2. Document Everything

  • Before the Operation:
    • Create detailed procedures based on anticipated steps.
    • Conduct team reviews of these procedures to identify gaps or omissions.
    • On the day of the operation, simply follow the documented steps mechanically. This reduces psychological burden and promotes safe execution.
  • Rehearsal:
    • Depending on the importance of the operation, conduct a dry run without making actual changes.
    • Execute commands with dry-run options enabled or run read-only queries to simulate the process.
    • Even well-written documentation can reveal unexpected errors or missing steps during a dry run.
  • During the Operation:
    • Comment and record each step and its outcome. This helps prevent secondary damage caused by panicked, undocumented commands during incident response.
    • Communicate with your team before and during the operation. Avoid silent execution, especially when multiple team members are making changes, as the combined outcome can be unpredictable.
  • Verification:
    • For pull requests, document manual testing performed, especially for cases where unit tests are difficult to write due to limitations in the testing environment. For UI testing, capture videos or screenshots.
    • This helps with post-incident analysis, making it easier to identify testing gaps and determine necessary test cases or implementation improvements to prevent recurrence.

Benefits of Documentation

  • Short-term: Standardize common procedures through documented templates.
  • Long-term: Provide requirements for future automation efforts. Analyze and categorize documented tasks to prioritize automation initiatives.

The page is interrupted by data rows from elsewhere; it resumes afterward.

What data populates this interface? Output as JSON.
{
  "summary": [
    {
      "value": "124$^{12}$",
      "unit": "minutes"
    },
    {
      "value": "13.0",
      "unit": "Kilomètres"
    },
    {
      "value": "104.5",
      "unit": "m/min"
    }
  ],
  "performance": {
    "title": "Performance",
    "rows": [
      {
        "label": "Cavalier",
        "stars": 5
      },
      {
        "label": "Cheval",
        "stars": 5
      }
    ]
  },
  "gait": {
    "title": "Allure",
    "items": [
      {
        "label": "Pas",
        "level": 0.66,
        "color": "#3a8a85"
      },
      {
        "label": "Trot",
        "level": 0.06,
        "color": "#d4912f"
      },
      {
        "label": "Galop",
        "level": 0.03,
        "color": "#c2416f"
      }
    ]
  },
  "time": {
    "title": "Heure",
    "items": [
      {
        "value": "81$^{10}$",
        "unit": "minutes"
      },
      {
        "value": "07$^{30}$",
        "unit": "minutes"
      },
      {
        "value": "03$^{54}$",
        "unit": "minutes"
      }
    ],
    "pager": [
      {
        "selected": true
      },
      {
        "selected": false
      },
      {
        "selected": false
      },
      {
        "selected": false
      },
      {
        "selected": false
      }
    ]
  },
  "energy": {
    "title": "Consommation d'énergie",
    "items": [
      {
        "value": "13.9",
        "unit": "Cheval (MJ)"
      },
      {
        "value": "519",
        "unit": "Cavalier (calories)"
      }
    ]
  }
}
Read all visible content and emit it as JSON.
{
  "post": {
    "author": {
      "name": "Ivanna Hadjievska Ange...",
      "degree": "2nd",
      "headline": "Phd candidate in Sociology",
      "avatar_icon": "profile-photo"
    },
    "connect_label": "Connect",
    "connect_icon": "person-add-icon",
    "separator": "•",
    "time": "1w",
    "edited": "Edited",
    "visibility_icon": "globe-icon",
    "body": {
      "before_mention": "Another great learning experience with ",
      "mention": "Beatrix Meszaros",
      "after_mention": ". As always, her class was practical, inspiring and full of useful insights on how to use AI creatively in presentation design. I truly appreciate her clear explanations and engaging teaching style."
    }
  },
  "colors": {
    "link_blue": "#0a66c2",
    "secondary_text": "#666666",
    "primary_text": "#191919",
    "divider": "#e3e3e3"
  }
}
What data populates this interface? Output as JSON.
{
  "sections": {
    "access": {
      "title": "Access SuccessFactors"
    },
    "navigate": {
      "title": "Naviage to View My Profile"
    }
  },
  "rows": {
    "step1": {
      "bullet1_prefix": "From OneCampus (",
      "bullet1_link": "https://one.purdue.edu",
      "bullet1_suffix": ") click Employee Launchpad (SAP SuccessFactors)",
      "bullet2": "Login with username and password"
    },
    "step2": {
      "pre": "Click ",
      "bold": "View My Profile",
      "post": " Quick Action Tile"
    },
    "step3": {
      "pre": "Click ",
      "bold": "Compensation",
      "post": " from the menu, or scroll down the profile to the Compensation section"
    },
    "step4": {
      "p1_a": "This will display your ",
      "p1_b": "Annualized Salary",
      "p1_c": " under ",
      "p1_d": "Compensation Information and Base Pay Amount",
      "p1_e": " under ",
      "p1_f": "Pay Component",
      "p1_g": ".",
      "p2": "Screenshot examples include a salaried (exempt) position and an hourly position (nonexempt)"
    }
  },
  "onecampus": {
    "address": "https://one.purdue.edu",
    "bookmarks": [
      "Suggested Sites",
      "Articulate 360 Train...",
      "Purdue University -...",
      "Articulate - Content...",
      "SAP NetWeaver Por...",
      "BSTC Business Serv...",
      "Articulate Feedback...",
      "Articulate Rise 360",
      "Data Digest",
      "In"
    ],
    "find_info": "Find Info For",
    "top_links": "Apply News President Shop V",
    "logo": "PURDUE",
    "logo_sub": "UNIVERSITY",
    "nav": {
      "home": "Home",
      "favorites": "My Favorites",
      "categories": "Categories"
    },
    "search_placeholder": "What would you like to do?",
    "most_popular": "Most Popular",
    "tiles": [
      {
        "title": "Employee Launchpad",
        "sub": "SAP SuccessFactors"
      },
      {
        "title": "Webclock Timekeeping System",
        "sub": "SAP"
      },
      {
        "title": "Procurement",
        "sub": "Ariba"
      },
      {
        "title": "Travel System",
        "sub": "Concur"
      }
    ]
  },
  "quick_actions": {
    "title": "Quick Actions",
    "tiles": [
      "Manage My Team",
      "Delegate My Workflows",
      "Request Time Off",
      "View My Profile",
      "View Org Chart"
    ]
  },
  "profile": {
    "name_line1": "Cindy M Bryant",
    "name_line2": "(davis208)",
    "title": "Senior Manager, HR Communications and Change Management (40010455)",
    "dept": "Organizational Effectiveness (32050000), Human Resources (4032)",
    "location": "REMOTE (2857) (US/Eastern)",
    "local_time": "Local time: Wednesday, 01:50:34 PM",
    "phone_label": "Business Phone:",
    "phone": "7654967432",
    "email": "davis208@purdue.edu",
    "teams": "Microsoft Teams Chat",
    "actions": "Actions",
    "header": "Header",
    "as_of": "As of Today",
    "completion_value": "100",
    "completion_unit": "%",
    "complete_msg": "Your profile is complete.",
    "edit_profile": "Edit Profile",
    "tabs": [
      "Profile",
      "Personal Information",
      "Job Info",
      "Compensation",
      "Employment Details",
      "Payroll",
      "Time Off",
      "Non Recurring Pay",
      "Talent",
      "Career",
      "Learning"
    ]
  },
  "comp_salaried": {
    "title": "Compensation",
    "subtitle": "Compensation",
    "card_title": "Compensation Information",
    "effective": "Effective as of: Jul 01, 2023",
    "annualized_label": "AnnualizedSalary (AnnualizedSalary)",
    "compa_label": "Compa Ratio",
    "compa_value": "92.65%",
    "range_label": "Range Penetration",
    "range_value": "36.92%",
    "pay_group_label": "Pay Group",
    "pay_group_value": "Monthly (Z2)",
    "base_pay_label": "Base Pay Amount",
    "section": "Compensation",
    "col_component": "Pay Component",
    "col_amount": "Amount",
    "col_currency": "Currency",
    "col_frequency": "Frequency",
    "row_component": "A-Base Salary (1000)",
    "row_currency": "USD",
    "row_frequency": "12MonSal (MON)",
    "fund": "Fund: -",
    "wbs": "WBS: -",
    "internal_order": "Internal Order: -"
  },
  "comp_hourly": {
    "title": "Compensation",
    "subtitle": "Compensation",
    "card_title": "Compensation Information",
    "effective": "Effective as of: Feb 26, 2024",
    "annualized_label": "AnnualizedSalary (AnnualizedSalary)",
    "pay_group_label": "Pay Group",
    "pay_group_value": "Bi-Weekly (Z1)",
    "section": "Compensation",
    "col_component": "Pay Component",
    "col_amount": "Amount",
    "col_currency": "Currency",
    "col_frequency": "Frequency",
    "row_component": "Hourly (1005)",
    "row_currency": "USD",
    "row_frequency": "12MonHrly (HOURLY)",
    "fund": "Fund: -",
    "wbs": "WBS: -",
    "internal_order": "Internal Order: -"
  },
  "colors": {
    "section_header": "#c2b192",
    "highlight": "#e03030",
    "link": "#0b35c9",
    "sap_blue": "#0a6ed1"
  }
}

3. Generate Meaningful Logs

  • Go beyond generic error messages. Strive for logs that provide insights into the issue.
  • Bad Log: “An error occurred.” This doesn’t offer any helpful information beyond the fact that an exception was thrown.
  • Good Log: “Data synchronization error with Service A: Service A API is temporarily unavailable. Failed values: value1, value2, value3.” This log clearly explains the problem, reducing the need to dig into the code. It also identifies the specific values that caused the failure.

Practical Examples

Release (Deployment)

  • If deployments occur on a fixed schedule, hold a release planning meeting with the team beforehand. Use this opportunity to align everyone on the upcoming activities. Consider using a tool like Notion to automatically create a release plan document.
  • Include the following in the template:
    • Release Date and Time
    • Release Engineer
    • Release Scope
    • Data Migration (Yes/No)
      • Details of planned queries and their potential impact on production system performance.
    • Post-Release Verification Steps
    • Rollback Procedures

Data Modification

  • Treat production data changes with extreme caution. Implement query reviews for RDBMS systems.
  • Maintain a record of executed queries along with their results. While transaction logs and binary logs can provide this information retrospectively, having readily available query results simplifies root cause analysis in case of secondary issues.
  • Consider using a template like this:
    • Purpose and Summary of the Change
    • Planned Query
    • Pre-Execution Verification Query and Results
    • Post-Execution Verification Query and Results

Conclusion

This post explored strategies for managing manual operations in the early stages of a web service’s lifecycle, before full automation is achieved. The core principles to embrace are: 1. Principle of Least Astonishment, 2. Shared Understanding, and 3. Comprehensive Documentation.

In the future, AI agents might handle these manual tasks. The principles discussed here can serve as guidelines for designing and training these agents, ensuring they operate reliably and predictably.